I agree with your comment about price and because we are doing engineering work like sandcast patterns and moulds, we use a lot of resin each print, so the cost is significant.

However there is also quality. If you look at the photos below of moulds made for wax , then the Formlabs grey prototype resin is very stable (and is dimensionally excellent), but the Photocentric Firm resin is falling apart after only 3 waxes cast.

We have used the Formlabs grey for sandcasting patterns and core boxes. If you have ever been to a ferrous sand casting foundry, you will know they are not the most delicate and careful workers and yet the Formlabs resin survives the rough treatment very well.

The Photocentric resin has got a ways to go in terms of durability imho.

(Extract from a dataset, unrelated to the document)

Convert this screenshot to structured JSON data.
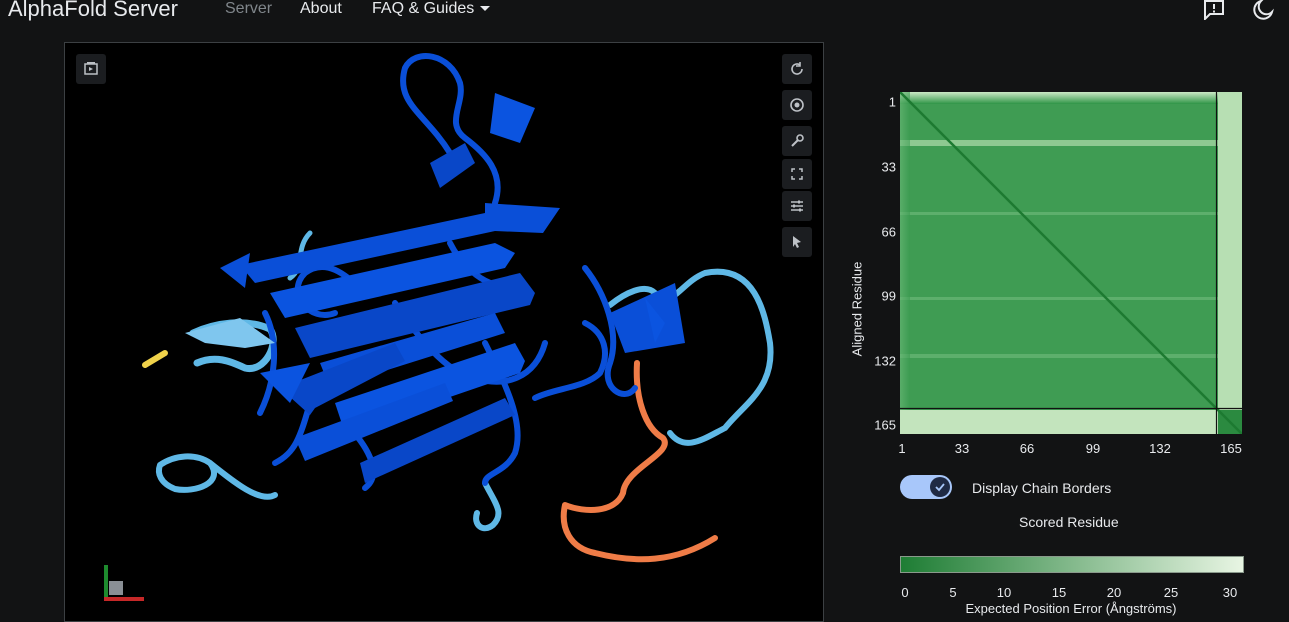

The Photocentric mould after three uses (printed using FL Grey settings, post-cured 3 hours / 30W 405nm UV.

The FL Grey mould after ten uses - still showing no signs of fatigue.


#6

Possibly try Tethon 3d’s porcelite. It is a ceramic resin that can be casted into with hot metals like aluminum or bronze.


#7

Very interesting your comment.
Thanks for sharing!
I have a question: to unmold the wax, you apply a product on the mold surface?


#8

Owooo Very interesting too !!! I would love to see that!


#9

You can use a mold release for wax. You can also skip the wax and cast directly into the ceramic resin once it is fired. You can make a ceramic mold with Porcelite. The mold can be used to cast wax or bronze


#10

Yes. Silicone-based mould release. I don’t know if this creates a problem with the Photocentric resin that is not the case with the FL resin.


#11

fantastic! It has been used with form2?


#12

Yes. Use either open mode to print, or fill a resin tray and print on white, flexible or black settings with an empty cartridge. Once it is done printing. Cure it like normal black resin and then fire in a ceramic kiln to turn it into a ceramic object.


#13

Thank you! I want to try casting of metal


#14

Awesome! at what temperature it is cooked? 1250 C as porcelain?


#15

I did some testing for a client with the porcelite resin. Didn’t get very good results, could only get prints at .1mm and had to max out the support structures. It also pretty much ruined the tank after only 4 or 5 prints as the resin was so viscous it removed the pdms from the tank.


#16

I am sorry to hear that. When did you test the material. The material has been updated to resolve a lot of the initial kickstarter issues. contact tethon 3d and they will be happy to help you out.


#17

Porcelite works well at that temperature. It can go a little hotter too.


#18

Hi Tethon3D

It was a kickstarter batch supplied by the client, it’s no biggie that the pdms came out, I just glued it back in again!


#19

Did you ever try casting tests with hotter metals like silicon bronze?


#20

What glue did you use to do that? That can be a good to know. We have been working to improve porcelite since the kickstarter. Let us know if you need anything.